Gedenkfeier an den Völkermord im Osmanischen Reich 1915
Grußadresse des Europäischen Friedensrats Türkei / Kurdistan
von Murat Cakir, Sprecher des EFT/K
Hauptkirche St. Petri Kirche, Hamburg, den 24. April 2010
April 2010/ Es ist wahrlich nicht einfach, an einem solchen Gedenktag die richtigen Worte zu wählen, aber dennoch eine ehrenvolle Aufgabe, zu Ihnen sprechen zu dürfen. Daher möchte ich meinen Dank an die InitiatorInnen der Veranstaltung aussprechen und mein Haupt vor dem Andenken der Opfer des Aghet, der großen Katastrophe des armenischen Volkes in Demut verneigen.
Gleichzeitig möchte ich im Namen des Europäischen Friedensrates Türkei / Kurdistan, aber auch persönlich, um Verzeihung bitten. Nicht wegen der verabscheuungswürdigen Tat, die unsere Vorfahren begangen haben oder mindestens nicht zu verhindern vermochten. Es gibt nichts, absolut nichts, was den Völkermord an den Armeniern im Osmanischen Reich rechtfertigen könnte. Dieser verbrecherischen Tat kann und darf nicht vergeben werden. Es ist und bleibt ein Genozid, dessen Erinnerung untilgbar in das Gedächtnis der Menschheit, gar in unsere Seelen eingebrannt ist.
Um Verzeihung will ich bitten, weil wir, die demokratischen und fortschrittlichen Kräfte der Türkei, viel zu lange Stumm waren und viel zu lange geschwiegen haben.
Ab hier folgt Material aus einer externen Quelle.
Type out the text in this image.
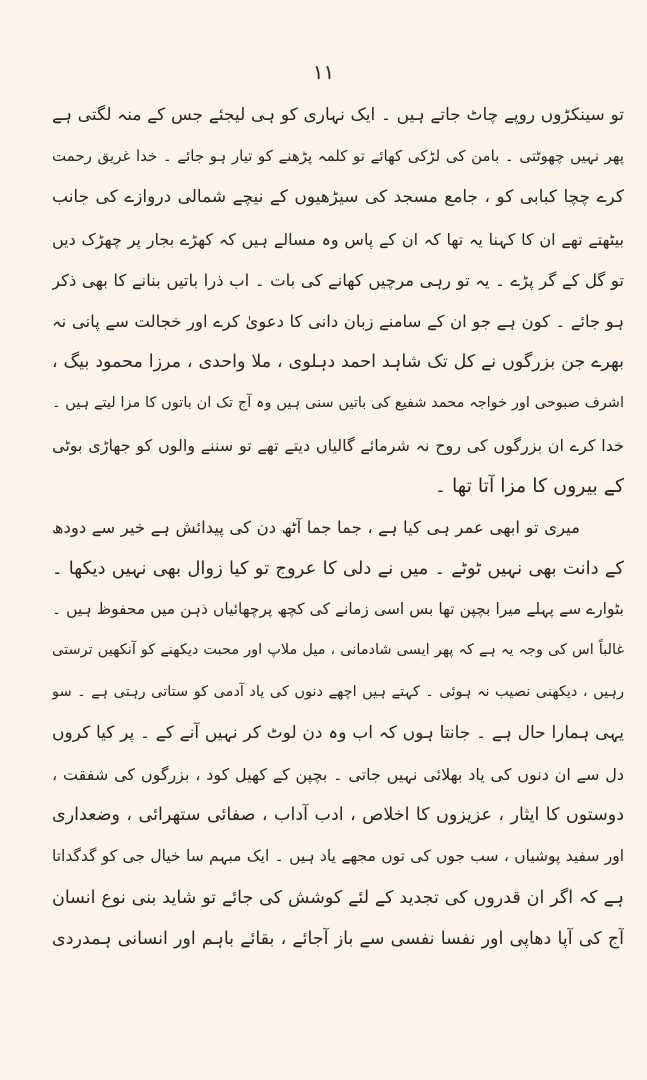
۱۱
تو سینکڑوں روپے چاٹ جاتے ہیں ۔ ایک نہاری کو ہی لیجئے جس کے منہ لگتی ہے
پھر نہیں چھوٹتی ۔ بامن کی لڑکی کھائے تو کلمہ پڑھنے کو تیار ہو جائے ۔ خدا غریق رحمت
کرے چچا کبابی کو ، جامع مسجد کی سیڑھیوں کے نیچے شمالی دروازے کی جانب
بیٹھتے تھے ان کا کہنا یہ تھا کہ ان کے پاس وہ مسالے ہیں کہ کھڑے بجار پر چھڑک دیں
تو گل کے گر پڑے ۔ یہ تو رہی مرچیں کھانے کی بات ۔ اب ذرا باتیں بنانے کا بھی ذکر
ہو جائے ۔ کون ہے جو ان کے سامنے زبان دانی کا دعویٰ کرے اور خجالت سے پانی نہ
بھرے جن بزرگوں نے کل تک شاہد احمد دہلوی ، ملا واحدی ، مرزا محمود بیگ ،
اشرف صبوحی اور خواجہ محمد شفیع کی باتیں سنی ہیں وہ آج تک ان باتوں کا مزا لیتے ہیں ۔
خدا کرے ان بزرگوں کی روح نہ شرمائے گالیاں دیتے تھے تو سننے والوں کو جھاڑی بوٹی
کے بیروں کا مزا آتا تھا ۔
میری تو ابھی عمر ہی کیا ہے ، جما جما آٹھ دن کی پیدائش ہے خیر سے دودھ
کے دانت بھی نہیں ٹوٹے ۔ میں نے دلی کا عروج تو کیا زوال بھی نہیں دیکھا ۔
بٹوارے سے پہلے میرا بچپن تھا بس اسی زمانے کی کچھ پرچھائیاں ذہن میں محفوظ ہیں ۔
غالباً اس کی وجہ یہ ہے کہ پھر ایسی شادمانی ، میل ملاپ اور محبت دیکھنے کو آنکھیں ترستی
رہیں ، دیکھنی نصیب نہ ہوئی ۔ کہتے ہیں اچھے دنوں کی یاد آدمی کو ستاتی رہتی ہے ۔ سو
یہی ہمارا حال ہے ۔ جانتا ہوں کہ اب وہ دن لوٹ کر نہیں آنے کے ۔ پر کیا کروں
دل سے ان دنوں کی یاد بھلائی نہیں جاتی ۔ بچپن کے کھیل کود ، بزرگوں کی شفقت ،
دوستوں کا ایثار ، عزیزوں کا اخلاص ، ادب آداب ، صفائی ستھرائی ، وضعداری
اور سفید پوشیاں ، سب جوں کی توں مجھے یاد ہیں ۔ ایک مبہم سا خیال جی کو گدگداتا
ہے کہ اگر ان قدروں کی تجدید کے لئے کوشش کی جائے تو شاید بنی نوع انسان
آج کی آپا دھاپی اور نفسا نفسی سے باز آجائے ، بقائے باہم اور انسانی ہمدردی
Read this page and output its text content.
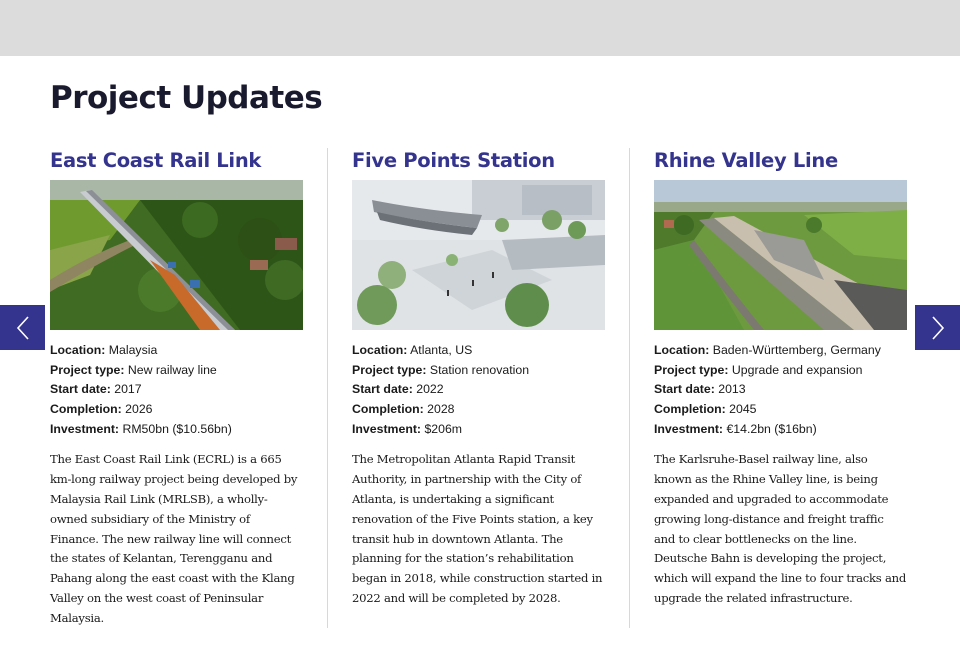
Project Updates
East Coast Rail Link
Location: Malaysia
Project type: New railway line
Start date: 2017
Completion: 2026
Investment: RM50bn ($10.56bn)

The East Coast Rail Link (ECRL) is a 665 km-long railway project being developed by Malaysia Rail Link (MRLSB), a wholly-owned subsidiary of the Ministry of Finance. The new railway line will connect the states of Kelantan, Terengganu and Pahang along the east coast with the Klang Valley on the west coast of Peninsular Malaysia.

Five Points Station
Location: Atlanta, US
Project type: Station renovation
Start date: 2022
Completion: 2028
Investment: $206m

The Metropolitan Atlanta Rapid Transit Authority, in partnership with the City of Atlanta, is undertaking a significant renovation of the Five Points station, a key transit hub in downtown Atlanta. The planning for the station’s rehabilitation began in 2018, while construction started in 2022 and will be completed by 2028.

Rhine Valley Line
Location: Baden-Württemberg, Germany
Project type: Upgrade and expansion
Start date: 2013
Completion: 2045
Investment: €14.2bn ($16bn)

The Karlsruhe-Basel railway line, also known as the Rhine Valley line, is being expanded and upgraded to accommodate growing long-distance and freight traffic and to clear bottlenecks on the line. Deutsche Bahn is developing the project, which will expand the line to four tracks and upgrade the related infrastructure.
Weil wir der nationalistisch-chauvinistischen Staatspropaganda Jahrzehnte lang keinen wirksamen Widerstand entgegengesetzt und, um es mit den Worten von Rakel Dink, der Witwe des 2007 ermordeten Journalisten Hrant Dink zu sagen, es zugelassen haben, dass »aus Babys Mörder gemacht werden konnten«. Und weil wir viel zu lange die Tatsache verdrängt haben, dass Schweigen – selbst nach 95 Jahren – Mitverantwortung bedeutet und ohne eine angemessene Aufarbeitung der Geschichte unsere Gegenwart in Zukunft weiterhin eine belastende Vergangenheit werden kann.
Die anatolisch-mesopotamische Tragödie, die Tragödie der aramäischen, armenischen, griechischen, kurdischen, aber auch der türkischen Völker, die allesamt Leidtragende der werdenden Nationalstaaten des letzten Jahrhunderts sind, kann durch Schweigen nicht ungeschehen gemacht werden. Und wer denkt, das sei Vergangenheit und nur mehr die Sache der Historiker, der irrt. Denn jede Debatte über historische Ereignisse wird weiterhin auf der Grundlage politischer und wirtschaftlicher Interessen gegenwärtiger gesellschaftlicher Kräfte geführt.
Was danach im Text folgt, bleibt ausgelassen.